Why do we always try (or, at least, talk about trying) to push ourselves, every single ride? Now, I know that with the New Year having just passed, many of you will have all sorts of resolutions like “I’ll hit that rock garden at least 50% faster than I did last time!” Maybe you’ll tell yourself that you’re not going to give up and walk up the hill that you always have trouble with. Shoot, you might even resolve to drink less beer so you don’t have to justify riding up all those hills! Just keep in mind, all of you, that if you’re turning your rides into work, they won’t be nearly as fulfilling as they once were.

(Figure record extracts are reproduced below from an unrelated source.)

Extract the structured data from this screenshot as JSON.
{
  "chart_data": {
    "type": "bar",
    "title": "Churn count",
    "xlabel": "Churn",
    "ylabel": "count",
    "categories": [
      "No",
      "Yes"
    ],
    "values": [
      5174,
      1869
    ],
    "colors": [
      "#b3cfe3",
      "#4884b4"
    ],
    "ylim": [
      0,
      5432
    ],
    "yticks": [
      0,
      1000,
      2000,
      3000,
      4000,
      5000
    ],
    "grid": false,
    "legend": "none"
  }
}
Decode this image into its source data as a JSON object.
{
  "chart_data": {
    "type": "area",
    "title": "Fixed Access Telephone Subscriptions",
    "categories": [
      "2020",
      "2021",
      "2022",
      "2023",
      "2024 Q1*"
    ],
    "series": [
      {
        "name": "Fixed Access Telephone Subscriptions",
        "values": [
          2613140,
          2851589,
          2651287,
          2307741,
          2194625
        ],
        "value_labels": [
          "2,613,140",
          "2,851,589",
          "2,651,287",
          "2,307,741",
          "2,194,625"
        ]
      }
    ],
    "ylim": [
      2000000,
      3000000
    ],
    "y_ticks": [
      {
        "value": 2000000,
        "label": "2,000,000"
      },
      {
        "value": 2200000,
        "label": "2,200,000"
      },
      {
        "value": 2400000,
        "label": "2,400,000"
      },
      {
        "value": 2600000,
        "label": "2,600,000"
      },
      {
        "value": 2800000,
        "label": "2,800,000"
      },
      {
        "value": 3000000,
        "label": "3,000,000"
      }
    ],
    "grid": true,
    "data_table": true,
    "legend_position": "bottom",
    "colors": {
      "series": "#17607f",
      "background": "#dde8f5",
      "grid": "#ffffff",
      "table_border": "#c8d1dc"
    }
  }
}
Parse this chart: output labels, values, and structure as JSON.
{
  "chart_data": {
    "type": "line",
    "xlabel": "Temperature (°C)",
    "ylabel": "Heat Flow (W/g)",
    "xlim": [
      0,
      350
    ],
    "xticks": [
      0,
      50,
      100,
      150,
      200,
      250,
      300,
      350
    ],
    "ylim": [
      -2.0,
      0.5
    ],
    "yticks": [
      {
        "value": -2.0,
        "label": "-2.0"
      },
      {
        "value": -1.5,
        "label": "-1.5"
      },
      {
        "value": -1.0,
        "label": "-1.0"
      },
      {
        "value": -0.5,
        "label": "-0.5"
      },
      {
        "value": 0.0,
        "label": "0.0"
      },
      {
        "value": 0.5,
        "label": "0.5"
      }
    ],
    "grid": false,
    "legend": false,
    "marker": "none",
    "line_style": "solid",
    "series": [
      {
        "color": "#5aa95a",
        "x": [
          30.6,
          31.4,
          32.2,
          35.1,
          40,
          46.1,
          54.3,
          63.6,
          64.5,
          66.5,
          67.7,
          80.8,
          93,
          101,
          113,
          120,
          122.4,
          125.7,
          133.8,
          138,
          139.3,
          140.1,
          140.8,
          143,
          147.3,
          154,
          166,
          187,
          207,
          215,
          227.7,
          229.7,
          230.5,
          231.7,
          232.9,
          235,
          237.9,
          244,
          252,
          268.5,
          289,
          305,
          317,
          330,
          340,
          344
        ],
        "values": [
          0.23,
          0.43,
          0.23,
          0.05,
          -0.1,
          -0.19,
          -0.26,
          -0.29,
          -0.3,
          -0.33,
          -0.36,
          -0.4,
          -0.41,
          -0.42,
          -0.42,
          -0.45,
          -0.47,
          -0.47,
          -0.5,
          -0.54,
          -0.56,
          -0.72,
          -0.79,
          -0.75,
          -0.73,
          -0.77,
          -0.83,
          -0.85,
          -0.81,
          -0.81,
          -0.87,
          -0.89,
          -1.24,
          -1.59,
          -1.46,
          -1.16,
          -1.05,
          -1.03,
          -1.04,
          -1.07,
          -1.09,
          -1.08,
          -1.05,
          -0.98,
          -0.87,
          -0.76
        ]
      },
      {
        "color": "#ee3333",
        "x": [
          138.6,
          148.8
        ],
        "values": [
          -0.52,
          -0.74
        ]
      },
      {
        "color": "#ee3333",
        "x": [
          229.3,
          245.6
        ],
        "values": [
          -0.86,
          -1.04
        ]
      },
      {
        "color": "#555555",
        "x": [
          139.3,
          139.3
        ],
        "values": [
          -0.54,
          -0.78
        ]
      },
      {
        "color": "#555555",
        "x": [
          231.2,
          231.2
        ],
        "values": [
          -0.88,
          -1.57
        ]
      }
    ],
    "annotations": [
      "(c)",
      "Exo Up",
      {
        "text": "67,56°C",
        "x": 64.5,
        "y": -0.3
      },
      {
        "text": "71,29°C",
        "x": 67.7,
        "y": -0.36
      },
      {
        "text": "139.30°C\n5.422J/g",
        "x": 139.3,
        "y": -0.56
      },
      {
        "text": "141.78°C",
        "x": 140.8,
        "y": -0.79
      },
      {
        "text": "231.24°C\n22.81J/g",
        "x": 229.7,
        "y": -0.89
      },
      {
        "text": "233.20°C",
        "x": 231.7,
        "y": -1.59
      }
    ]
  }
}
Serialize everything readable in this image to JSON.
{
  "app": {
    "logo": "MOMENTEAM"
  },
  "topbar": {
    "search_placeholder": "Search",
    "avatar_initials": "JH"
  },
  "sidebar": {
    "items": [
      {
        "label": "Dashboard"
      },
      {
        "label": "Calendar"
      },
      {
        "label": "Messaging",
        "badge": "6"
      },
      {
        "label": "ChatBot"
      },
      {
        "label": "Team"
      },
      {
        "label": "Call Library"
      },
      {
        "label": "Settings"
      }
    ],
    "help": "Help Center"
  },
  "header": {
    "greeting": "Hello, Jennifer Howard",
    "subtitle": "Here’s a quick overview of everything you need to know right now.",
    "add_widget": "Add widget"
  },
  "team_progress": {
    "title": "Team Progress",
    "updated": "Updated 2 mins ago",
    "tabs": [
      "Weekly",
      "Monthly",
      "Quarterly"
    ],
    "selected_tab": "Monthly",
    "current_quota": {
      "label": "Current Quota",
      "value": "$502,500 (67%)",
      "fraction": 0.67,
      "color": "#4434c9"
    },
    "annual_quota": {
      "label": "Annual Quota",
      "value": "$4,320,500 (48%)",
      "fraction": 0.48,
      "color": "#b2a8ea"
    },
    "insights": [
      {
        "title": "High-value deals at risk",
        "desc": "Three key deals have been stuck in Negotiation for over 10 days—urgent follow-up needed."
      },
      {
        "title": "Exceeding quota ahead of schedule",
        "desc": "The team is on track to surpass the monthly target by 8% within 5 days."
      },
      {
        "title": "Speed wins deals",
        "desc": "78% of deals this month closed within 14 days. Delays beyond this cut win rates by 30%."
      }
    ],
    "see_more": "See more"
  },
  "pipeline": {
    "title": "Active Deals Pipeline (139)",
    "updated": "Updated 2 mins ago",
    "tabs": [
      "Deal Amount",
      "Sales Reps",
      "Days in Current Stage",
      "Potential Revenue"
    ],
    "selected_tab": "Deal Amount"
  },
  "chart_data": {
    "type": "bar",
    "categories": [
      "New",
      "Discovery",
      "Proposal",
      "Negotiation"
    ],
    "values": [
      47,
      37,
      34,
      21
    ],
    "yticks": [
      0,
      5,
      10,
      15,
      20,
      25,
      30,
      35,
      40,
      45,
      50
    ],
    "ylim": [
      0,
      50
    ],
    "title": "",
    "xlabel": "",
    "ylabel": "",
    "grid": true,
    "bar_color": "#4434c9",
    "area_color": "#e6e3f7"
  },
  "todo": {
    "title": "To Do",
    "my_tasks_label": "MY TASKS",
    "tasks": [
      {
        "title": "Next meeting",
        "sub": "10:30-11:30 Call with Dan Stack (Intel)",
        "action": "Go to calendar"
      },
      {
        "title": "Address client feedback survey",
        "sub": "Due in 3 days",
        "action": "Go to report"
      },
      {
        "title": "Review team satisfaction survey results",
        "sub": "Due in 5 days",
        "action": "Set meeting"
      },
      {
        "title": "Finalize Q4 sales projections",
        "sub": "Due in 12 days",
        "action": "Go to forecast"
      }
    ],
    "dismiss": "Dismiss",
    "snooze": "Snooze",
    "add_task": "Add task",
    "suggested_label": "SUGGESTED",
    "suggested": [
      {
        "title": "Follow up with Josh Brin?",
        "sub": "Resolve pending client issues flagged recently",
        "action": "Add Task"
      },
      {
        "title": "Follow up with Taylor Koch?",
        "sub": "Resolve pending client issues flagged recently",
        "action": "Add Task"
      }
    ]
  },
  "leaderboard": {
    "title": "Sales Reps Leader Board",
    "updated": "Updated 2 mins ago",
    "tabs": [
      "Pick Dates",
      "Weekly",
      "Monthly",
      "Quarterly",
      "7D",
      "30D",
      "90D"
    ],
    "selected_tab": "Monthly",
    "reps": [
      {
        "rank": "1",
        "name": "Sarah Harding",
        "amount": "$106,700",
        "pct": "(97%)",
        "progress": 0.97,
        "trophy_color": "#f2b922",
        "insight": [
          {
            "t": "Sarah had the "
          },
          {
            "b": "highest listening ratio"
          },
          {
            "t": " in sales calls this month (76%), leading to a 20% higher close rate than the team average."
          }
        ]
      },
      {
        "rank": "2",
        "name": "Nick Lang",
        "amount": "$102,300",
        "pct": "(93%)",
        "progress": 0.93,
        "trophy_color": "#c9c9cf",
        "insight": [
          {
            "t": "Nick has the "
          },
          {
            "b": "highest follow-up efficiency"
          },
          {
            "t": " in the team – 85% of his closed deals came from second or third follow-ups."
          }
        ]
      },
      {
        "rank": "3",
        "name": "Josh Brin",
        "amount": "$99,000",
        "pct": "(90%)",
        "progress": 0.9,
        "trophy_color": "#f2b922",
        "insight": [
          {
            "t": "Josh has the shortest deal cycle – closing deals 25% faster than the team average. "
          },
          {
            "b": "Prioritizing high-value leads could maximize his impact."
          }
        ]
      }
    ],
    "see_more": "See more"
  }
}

|It’s like the mountain bike version of stopping to smell the roses!|
So here’s what you guys should try to remember, this year: every once in a while, it’s important to have an easy, relaxing, don’t-do-anything-dumb-but-also-don’t-try-to-push-your-limits kind of ride. Think of it as a way to recharge your proverbial batteries. You know that old saying “all work and no play makes Jack a dull boy”? It’s definitely true, in this instance.
Probably the only time I have actually not been excited to go for a ride was about day four of my two weeks of pre-race training. Every day I went out, I was pushing myself to the edge of my abilities and athleticism and, though I did wind up feeling like I had had fairly productive rides while driving home, they really didn’t have the same allure as my normal, “for fun” rides did. Now, granted, I definitely did get better because of those two weeks, but I don’t think I could think of a ride I enjoyed more than the one I went on immediately after the race – even though it was about three miles of nothing but double-track, it was relaxing and it was easy and it was entirely without a goal. It was fantastic.
Think about it, though – sure, one of the best parts of mountain biking is the excitement that comes from trying new trails, new lines on old trails, and new techniques. But how much fun can you *really* have, if you never take a day off to ride the easy trails, and remember what used to be difficult? I’m spending my Christmas time at my parents’ house on the beach and, as it turns out, flat sand is actually pretty nice after three years of riding in B.C. forests!
Admittedly it’s a bit late to be making any sort of resolutions, but you all should keep it in mind nonetheless. Sometimes, it’s a great idea to just take an easy day and relax. Don’t worry about nailing the rock garden you get stuck in, or climbing all 400 feet of that brutal hill, or getting every last iota of speed out of your downhill run. Take a break, take it easy, and remember why you started riding in the first place.